Yes, Dave mentions (in the link) that the 6mm cord he is using is also Kevlar.

Personally I'd prefer a half rope.

Cheers
NottsRich on 26 Jun 2012
In reply to Roberttaylor: I did a very short abseil (4 or 5m)on 2 strands of 7mm accessory cord last week. It was dry, using a Reverso 3, with the cord tucked back through the karabiner for a little extra friction. I didn't have a bag on, and felt it was easily controllable. I wouldn't rate my chances of slowing down once I was going too fast though. No comment for a single strand of 7mm though.
jkarran - on 26 Jun 2012
In reply to Roberttaylor:

What route/task do you actually want it for?

Yes you can abseil on 7mm cord (or less with less margin for error) but you'll have to take appropriate precautions to ensure you have adequate control and the rope is protected from edges and overload.

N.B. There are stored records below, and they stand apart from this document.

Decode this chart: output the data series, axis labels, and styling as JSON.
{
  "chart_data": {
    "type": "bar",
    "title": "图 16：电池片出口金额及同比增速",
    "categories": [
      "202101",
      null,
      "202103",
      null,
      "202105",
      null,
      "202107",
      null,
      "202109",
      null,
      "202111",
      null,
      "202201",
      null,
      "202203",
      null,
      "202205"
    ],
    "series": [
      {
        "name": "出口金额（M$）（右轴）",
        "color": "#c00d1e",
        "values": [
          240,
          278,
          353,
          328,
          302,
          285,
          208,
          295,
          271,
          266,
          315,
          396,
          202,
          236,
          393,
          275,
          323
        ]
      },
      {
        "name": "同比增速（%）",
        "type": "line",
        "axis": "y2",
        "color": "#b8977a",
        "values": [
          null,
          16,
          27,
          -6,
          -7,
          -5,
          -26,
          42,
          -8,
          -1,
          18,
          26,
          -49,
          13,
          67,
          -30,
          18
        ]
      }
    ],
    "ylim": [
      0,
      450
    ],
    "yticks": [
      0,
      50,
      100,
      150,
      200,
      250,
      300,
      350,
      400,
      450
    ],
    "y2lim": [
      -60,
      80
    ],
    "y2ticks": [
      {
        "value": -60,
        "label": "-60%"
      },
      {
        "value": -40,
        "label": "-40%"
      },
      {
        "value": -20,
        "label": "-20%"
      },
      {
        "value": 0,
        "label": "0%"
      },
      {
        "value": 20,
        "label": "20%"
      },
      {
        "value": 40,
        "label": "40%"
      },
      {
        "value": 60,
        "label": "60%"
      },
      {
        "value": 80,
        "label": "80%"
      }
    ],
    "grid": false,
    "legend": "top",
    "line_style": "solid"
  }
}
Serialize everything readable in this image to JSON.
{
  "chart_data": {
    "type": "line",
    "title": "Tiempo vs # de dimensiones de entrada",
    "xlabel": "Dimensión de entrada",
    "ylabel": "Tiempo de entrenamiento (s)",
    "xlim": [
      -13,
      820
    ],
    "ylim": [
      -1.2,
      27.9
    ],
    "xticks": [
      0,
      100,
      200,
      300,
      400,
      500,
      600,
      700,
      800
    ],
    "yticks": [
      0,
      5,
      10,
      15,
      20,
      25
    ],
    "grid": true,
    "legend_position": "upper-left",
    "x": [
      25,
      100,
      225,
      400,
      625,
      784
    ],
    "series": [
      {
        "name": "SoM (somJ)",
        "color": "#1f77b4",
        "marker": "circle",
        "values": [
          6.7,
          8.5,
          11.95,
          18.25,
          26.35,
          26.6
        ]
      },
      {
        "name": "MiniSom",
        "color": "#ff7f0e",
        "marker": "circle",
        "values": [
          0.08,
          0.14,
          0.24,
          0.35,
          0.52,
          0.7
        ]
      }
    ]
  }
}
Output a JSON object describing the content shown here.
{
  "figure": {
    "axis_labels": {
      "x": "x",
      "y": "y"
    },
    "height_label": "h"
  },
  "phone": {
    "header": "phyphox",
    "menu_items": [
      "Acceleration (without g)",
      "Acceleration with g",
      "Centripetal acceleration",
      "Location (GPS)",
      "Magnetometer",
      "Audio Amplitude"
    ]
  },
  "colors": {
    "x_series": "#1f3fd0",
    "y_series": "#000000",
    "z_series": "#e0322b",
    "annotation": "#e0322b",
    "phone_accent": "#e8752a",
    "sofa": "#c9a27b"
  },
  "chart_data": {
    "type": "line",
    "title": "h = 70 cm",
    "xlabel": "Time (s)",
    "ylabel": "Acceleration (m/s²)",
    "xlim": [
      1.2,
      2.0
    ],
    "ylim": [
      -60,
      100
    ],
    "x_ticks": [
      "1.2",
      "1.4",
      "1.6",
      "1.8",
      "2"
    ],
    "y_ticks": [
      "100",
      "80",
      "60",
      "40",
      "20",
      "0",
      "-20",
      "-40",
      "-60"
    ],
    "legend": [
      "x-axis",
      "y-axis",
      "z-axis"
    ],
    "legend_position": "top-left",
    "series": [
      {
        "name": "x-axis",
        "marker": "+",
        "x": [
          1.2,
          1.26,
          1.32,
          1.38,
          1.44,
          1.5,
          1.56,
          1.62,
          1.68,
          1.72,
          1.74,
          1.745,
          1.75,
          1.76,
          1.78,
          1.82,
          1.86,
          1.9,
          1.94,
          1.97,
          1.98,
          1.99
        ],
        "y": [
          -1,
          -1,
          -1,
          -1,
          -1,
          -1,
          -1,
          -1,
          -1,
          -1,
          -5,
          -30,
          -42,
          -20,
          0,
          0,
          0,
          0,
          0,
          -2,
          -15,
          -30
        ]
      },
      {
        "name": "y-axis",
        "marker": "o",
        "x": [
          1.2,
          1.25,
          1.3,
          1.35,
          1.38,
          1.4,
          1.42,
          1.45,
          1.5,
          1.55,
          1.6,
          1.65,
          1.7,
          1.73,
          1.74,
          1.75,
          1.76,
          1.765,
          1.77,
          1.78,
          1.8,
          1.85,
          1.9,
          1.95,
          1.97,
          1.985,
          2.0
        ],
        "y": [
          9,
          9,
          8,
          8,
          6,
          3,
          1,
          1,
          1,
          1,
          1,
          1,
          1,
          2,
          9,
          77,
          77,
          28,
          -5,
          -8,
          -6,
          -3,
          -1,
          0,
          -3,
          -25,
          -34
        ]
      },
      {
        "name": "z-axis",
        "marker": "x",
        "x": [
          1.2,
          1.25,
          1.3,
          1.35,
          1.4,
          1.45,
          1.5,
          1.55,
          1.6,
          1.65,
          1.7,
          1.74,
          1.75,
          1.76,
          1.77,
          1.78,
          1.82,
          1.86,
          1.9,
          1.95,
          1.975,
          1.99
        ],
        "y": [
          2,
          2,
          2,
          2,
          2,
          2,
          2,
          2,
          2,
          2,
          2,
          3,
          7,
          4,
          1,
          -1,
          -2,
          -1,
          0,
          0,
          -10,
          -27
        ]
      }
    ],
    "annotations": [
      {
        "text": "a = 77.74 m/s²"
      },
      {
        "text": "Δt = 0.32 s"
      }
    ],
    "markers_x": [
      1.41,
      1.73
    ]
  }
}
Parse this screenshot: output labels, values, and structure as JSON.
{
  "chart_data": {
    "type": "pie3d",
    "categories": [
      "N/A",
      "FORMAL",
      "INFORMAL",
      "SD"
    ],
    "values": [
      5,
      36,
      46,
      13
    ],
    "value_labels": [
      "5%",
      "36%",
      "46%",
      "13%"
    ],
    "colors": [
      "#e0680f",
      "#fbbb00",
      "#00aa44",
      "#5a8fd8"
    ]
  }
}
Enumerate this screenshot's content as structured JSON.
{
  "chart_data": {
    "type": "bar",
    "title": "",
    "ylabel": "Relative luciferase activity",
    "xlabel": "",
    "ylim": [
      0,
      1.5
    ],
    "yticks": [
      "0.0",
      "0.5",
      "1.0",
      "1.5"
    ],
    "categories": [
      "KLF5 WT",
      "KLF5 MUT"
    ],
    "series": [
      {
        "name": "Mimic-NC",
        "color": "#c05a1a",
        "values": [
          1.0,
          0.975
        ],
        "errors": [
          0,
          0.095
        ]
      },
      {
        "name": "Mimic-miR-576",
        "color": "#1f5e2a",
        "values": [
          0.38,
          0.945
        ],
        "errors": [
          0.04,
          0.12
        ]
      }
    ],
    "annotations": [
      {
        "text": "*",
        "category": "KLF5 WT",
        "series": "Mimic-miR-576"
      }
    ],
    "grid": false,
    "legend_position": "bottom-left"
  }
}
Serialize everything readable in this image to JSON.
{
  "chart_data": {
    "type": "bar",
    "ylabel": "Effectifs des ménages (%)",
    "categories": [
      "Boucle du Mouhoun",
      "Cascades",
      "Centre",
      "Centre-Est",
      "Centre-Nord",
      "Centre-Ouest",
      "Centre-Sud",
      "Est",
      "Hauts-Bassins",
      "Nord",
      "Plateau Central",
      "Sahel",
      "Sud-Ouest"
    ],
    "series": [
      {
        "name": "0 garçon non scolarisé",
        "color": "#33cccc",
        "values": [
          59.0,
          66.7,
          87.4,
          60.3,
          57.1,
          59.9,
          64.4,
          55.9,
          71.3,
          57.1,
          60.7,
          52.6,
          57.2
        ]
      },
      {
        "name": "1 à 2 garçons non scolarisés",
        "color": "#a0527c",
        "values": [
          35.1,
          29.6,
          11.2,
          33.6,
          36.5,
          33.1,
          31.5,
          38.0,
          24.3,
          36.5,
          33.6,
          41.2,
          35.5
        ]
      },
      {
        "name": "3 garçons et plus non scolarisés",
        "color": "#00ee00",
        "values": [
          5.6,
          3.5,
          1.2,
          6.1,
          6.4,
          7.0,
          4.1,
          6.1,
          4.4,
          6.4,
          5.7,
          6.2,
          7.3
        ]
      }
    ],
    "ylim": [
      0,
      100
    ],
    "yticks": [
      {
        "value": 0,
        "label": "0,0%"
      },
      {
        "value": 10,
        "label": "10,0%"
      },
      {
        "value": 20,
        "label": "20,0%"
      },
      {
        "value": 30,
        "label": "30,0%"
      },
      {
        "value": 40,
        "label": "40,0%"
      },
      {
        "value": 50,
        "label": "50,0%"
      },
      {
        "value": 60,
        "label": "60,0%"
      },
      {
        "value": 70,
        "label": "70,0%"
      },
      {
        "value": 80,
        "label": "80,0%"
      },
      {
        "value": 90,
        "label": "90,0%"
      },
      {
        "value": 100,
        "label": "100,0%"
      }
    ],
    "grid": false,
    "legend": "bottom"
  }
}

If you're thinking about getting 45m of cord 7mm which is basically useless for all but this one job whatever that may be I'd suggest you splash a bit more money on 50m of nice light halfrope which will do you good service for years to come.

jk
Ben Briggs - on 26 Jun 2012
In reply to Ross Mathers: A bit dodgy but i often use 5mm cord for rapping on when skiing, a few others round cham do the same. Im not worried about the strength but would never use it near any sharp rock!
mountainpenguin on 26 Jun 2012
In reply to Roberttaylor:
Lok at the alpine caving book. They use a single rope attached to 3mm cord for retrieval.
i.e. abb on a full single and pull down with a nice thin one
ScraggyGoat on 26 Jun 2012
In reply to Roberttaylor:
Take a half rope, chopped to 40m if you want to save a bit of weight. It won't be the little additional weight that will stop you completing the cullin ridge, particulalry if you have ditched the half dozen or so bits of gear that constitutes the normal rack.

Remember it was completed (in summer) for decades with 9 - 11mm ropes and big boots as standard; before the outdoor industry promoted it as a light weight only game.

Furthermore if you intend to avoid, or solo some of the climbs you can take the same approach to some of the abseils. Plus if its a good weather w/e you'll probably be able to beg to abseil off somebody elses rope on the Inn Pin and TD gap (or go round). Which only leaves two descents in the central section which you may like a rope for (Bidean and one a bit after), or research the alternatives for.